Jakub Moravec, from the Czech Republic, survived Thursday’s attack with scratches and minor injuries and told of his ordeal from hospital.

“Now I am fine. I have some scratches in the face, on one arm and on the back. But I feel fine,” he told the Svalbardposten newspaper.

“I'd gladly go out to the mountains on Svalbard again.”

Svalbard-3.jpg
A tourist group's campside in Svalbard where a polar bear attacked a man on 19 March 2015

Mr Moravec was among a group of six people on a ski and snow scooter trip on the remote islands more than 500 miles north of the Norwegian mainland.

One of his fellow travellers Zuzana Hakova, was sleeping in a separate tent when the polar bear attacked. She said her mother shot three times at the animal, causing it to flee. It was later found and killed by authorities.

No one else was injured in the attack, which happened north of the main town of Longyearbyen.
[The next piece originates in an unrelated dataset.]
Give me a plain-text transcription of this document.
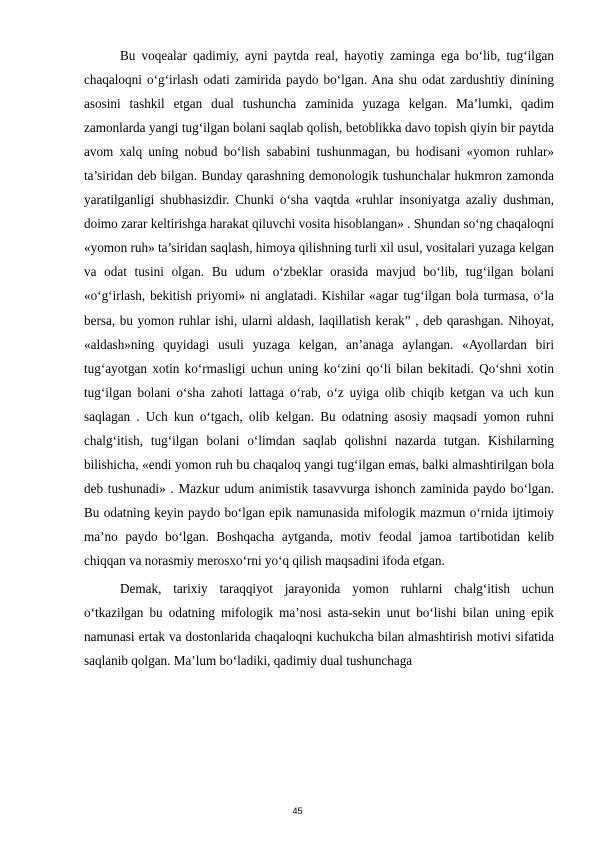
Bu voqealar qadimiy, ayni paytda real, hayotiy zaminga ega bo‘lib, tug‘ilgan chaqaloqni o‘g‘irlash odati zamirida paydo bo‘lgan. Ana shu odat zardushtiy dinining asosini tashkil etgan dual tushuncha zaminida yuzaga kelgan. Ma’lumki, qadim zamonlarda yangi tug‘ilgan bolani saqlab qolish, betoblikka davo topish qiyin bir paytda avom xalq uning nobud bo‘lish sababini tushunmagan, bu hodisani «yomon ruhlar» ta’siridan deb bilgan. Bunday qarashning demonologik tushunchalar hukmron zamonda yaratilganligi shubhasizdir. Chunki o‘sha vaqtda «ruhlar insoniyatga azaliy dushman, doimo zarar keltirishga harakat qiluvchi vosita hisoblangan» . Shundan so‘ng chaqaloqni «yomon ruh» ta’siridan saqlash, himoya qilishning turli xil usul, vositalari yuzaga kelgan va odat tusini olgan. Bu udum o‘zbeklar orasida mavjud bo‘lib, tug‘ilgan bolani «o‘g‘irlash, bekitish priyomi» ni anglatadi. Kishilar «agar tug‘ilgan bola turmasa, o‘la bersa, bu yomon ruhlar ishi, ularni aldash, laqillatish kerak” , deb qarashgan. Nihoyat, «aldash»ning quyidagi usuli yuzaga kelgan, an’anaga aylangan. «Ayollardan biri tug‘ayotgan xotin ko‘rmasligi uchun uning ko‘zini qo‘li bilan bekitadi. Qo‘shni xotin tug‘ilgan bolani o‘sha zahoti lattaga o‘rab, o‘z uyiga olib chiqib ketgan va uch kun saqlagan . Uch kun o‘tgach, olib kelgan. Bu odatning asosiy maqsadi yomon ruhni chalg‘itish, tug‘ilgan bolani o‘limdan saqlab qolishni nazarda tutgan. Kishilarning bilishicha, «endi yomon ruh bu chaqaloq yangi tug‘ilgan emas, balki almashtirilgan bola deb tushunadi» . Mazkur udum animistik tasavvurga ishonch zaminida paydo bo‘lgan. Bu odatning keyin paydo bo‘lgan epik namunasida mifologik mazmun o‘rnida ijtimoiy ma’no paydo bo‘lgan. Boshqacha aytganda, motiv feodal jamoa tartibotidan kelib chiqqan va norasmiy merosxo‘rni yo‘q qilish maqsadini ifoda etgan.

Demak, tarixiy taraqqiyot jarayonida yomon ruhlarni chalg‘itish uchun o‘tkazilgan bu odatning mifologik ma’nosi asta-sekin unut bo‘lishi bilan uning epik namunasi ertak va dostonlarida chaqaloqni kuchukcha bilan almashtirish motivi sifatida saqlanib qolgan. Ma’lum bo‘ladiki, qadimiy dual tushunchaga

45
Svalbard lies in the Arctic Ocean, promising spectacular views of the total eclipse on Friday morning.

Hotels and other lodgings have been sold out for years ahead of the rare astronomical event and visitors resorting to camping in the freezing cold have been warned of the dangers posed by roaming polar bears.

Authorities say that when moving outside of settlements, people must carry guns to protect themselves. svalbard-1.jpg

Thursday’s attack was the latest in a series of polar bear attacks on humans, thought to be caused by hungry animals searching for food or ones feeling threatened by people in their territory.

In August 2011, an emaciated polar bear attacked a party of schoolchildren camping on Svalbard with the British Schools Exploring Society, killing 17-year-old Horatio Chapple, a pupil of Eton College.